Cash Inflow and Outflows
Understanding the nature of cash inflows and outflows helps to shed light on the perpetually balanced nature of the balance sheet. An increase in assets represents an outflow of cash. For example, if inventory increases, it is because a cash expenditure is made to purchase the inventory. The increase in inventory is offset by the decrease in cash. Both inventory and cash are assets, so the two wash out, having no impact on the balance with liabilities and equity. Similarly, an increase in liabilities reflects an inflow of cash. For example, debt is a liability. If you record new debt to the balance sheet, this reflects a corresponding increase in borrowed cash. In this case, assets (cash) increase the same amount as liabilities (debt).
Net earnings, which reflect revenues minus expenses, flow through the shareholders' equity portion of the balance sheet. In modern accounting, revenues and expenses are often recognized when they are measurable and a transaction occurs, as opposed to solely when cash is exchanged. This is the basis for the accrual system of accounting.
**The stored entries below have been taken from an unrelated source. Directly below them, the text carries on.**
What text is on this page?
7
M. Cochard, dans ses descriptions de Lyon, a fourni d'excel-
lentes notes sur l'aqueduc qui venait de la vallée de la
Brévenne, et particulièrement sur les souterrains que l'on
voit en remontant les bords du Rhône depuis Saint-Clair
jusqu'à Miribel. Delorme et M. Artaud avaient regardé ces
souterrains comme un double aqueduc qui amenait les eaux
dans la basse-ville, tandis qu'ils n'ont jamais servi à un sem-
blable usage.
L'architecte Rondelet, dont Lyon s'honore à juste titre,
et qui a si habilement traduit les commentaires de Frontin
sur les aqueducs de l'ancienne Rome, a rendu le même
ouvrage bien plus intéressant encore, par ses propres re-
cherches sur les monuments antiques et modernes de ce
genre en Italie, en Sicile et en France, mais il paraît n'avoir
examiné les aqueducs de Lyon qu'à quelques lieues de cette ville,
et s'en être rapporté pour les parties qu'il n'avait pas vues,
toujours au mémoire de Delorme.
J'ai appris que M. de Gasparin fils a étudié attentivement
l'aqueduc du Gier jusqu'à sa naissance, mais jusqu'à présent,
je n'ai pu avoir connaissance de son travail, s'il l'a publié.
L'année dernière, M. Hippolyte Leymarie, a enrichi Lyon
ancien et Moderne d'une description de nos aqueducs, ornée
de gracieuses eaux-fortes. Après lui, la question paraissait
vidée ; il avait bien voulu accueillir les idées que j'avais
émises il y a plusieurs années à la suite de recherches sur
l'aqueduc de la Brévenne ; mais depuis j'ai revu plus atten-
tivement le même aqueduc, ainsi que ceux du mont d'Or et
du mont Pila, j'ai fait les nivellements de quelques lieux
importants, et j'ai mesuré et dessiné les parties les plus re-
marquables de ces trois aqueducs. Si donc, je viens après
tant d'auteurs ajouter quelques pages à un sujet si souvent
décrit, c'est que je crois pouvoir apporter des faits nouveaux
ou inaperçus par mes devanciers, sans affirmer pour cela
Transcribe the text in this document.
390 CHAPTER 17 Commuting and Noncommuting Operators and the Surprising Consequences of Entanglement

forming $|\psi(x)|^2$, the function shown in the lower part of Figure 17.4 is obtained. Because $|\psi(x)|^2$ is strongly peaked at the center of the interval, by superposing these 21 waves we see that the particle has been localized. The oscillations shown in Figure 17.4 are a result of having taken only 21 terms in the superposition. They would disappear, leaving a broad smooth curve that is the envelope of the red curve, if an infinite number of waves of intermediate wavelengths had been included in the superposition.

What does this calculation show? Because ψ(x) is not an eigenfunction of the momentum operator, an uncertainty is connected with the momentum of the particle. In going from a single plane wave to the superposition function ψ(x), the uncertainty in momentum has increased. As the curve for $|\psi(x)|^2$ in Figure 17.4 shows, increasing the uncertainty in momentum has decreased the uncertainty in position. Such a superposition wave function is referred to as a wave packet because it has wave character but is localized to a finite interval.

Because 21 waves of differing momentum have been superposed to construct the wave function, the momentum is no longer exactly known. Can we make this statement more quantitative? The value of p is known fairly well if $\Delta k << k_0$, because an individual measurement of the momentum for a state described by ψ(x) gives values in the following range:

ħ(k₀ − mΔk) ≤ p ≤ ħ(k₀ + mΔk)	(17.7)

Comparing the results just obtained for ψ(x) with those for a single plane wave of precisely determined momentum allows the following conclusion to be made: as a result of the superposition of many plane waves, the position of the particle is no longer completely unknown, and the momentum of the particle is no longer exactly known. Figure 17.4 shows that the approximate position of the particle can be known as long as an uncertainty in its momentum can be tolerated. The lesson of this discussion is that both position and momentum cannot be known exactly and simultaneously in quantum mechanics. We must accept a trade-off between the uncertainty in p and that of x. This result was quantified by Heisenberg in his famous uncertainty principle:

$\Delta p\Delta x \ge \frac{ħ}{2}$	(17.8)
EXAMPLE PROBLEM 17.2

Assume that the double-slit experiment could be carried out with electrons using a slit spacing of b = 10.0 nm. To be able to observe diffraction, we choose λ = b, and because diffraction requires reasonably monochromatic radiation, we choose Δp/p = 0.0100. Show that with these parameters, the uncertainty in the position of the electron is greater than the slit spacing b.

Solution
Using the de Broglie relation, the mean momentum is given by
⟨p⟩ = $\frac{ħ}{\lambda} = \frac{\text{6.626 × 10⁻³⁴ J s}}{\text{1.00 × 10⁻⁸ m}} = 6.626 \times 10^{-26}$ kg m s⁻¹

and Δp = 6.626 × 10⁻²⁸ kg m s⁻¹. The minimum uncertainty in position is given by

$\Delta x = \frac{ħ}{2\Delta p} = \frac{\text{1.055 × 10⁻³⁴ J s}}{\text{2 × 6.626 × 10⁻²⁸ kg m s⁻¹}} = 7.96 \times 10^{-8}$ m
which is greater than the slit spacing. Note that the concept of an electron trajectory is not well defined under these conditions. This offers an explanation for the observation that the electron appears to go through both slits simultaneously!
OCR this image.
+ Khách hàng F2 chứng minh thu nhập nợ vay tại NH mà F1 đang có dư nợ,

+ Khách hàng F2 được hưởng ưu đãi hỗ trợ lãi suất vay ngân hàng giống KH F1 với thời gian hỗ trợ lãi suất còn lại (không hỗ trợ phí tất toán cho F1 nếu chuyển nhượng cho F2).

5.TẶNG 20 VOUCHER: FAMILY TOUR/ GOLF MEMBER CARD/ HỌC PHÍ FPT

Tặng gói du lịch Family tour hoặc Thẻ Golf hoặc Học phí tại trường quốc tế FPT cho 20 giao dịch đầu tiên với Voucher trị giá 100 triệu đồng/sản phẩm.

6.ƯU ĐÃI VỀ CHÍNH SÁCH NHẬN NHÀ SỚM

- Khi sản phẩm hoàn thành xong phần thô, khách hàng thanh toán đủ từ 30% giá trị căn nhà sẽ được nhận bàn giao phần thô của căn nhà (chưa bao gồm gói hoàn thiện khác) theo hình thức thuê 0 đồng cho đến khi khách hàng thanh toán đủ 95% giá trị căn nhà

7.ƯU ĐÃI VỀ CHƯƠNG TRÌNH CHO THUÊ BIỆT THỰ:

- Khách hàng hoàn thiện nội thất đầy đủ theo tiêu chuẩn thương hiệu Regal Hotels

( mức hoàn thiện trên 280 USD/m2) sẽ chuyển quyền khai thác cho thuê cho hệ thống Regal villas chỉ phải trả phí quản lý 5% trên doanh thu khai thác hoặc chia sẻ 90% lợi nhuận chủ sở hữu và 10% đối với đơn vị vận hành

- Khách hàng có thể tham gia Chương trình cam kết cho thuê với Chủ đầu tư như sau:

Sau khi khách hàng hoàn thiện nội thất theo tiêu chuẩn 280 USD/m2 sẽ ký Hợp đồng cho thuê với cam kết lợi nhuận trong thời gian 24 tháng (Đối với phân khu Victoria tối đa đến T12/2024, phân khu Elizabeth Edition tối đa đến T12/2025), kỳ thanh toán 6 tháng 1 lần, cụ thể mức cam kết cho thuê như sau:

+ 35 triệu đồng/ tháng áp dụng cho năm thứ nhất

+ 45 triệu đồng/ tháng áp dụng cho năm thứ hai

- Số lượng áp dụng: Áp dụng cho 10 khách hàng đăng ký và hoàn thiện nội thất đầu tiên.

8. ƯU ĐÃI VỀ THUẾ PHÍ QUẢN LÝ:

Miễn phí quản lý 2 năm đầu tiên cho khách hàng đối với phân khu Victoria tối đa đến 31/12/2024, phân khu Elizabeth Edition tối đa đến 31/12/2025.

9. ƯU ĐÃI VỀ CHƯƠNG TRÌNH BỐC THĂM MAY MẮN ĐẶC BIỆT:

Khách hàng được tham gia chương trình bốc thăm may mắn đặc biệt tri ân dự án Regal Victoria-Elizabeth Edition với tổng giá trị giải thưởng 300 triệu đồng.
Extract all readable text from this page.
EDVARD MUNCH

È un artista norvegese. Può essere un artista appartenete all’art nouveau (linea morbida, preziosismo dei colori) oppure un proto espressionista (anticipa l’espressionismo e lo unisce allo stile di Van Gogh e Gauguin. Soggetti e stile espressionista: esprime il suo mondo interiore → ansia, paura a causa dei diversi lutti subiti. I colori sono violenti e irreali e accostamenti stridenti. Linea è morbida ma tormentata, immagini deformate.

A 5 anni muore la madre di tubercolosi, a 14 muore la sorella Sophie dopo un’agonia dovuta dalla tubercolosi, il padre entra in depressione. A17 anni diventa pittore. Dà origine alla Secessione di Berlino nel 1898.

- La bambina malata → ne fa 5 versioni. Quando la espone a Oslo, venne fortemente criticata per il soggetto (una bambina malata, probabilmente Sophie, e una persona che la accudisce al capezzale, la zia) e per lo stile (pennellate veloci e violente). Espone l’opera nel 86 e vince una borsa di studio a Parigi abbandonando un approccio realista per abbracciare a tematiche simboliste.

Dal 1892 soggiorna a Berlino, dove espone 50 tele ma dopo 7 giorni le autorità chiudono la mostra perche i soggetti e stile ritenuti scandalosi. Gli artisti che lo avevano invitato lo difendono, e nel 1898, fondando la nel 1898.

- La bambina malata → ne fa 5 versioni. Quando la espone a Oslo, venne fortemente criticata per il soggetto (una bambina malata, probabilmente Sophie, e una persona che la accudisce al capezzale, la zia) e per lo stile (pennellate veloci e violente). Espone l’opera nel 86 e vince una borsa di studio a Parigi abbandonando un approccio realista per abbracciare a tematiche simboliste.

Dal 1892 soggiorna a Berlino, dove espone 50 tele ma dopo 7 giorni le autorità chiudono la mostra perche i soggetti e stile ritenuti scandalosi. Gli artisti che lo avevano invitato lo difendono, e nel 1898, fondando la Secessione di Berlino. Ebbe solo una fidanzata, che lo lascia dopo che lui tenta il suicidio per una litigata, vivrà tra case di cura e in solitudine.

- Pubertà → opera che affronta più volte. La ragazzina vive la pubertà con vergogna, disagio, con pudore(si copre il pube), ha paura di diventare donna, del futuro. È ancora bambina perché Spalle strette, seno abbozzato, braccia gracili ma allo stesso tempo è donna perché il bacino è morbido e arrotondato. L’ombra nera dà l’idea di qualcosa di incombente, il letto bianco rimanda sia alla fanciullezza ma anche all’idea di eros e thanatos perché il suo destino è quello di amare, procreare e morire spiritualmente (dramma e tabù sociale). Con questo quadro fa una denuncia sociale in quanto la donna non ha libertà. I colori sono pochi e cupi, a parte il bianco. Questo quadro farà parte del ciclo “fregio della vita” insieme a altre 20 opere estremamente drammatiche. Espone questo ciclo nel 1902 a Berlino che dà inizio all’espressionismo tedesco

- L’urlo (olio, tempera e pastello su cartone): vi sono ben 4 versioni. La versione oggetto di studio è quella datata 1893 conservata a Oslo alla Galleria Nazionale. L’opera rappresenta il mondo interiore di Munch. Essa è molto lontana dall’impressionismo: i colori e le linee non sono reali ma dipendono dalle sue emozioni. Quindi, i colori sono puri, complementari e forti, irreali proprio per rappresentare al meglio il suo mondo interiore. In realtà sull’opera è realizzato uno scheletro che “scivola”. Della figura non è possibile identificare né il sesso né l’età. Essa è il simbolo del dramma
If a company knows it will pay $10 in one month, it can record an accrued expense today of $10 and also an accrued liability of $10. The expense flows through to lower net earnings and, therefore, to shareholders' equity. This is offset by the increase in liabilities. The balance against total assets is preserved.
Think of a company on the day of its formation. The first journal entry would be from issuing capital stock. Assume $100 of stock is issued. Also assume a bank extends to the company a $100 line of credit. This results in $200 of liabilities and equity -- $100 in debt and $100 in shareholders' equity. Balancing against this is $200 in cash that is generated by these financing activities. Cash is an asset. This is a simplified example, but liabilities and equity fund asset growth, and the corresponding journal entries balance.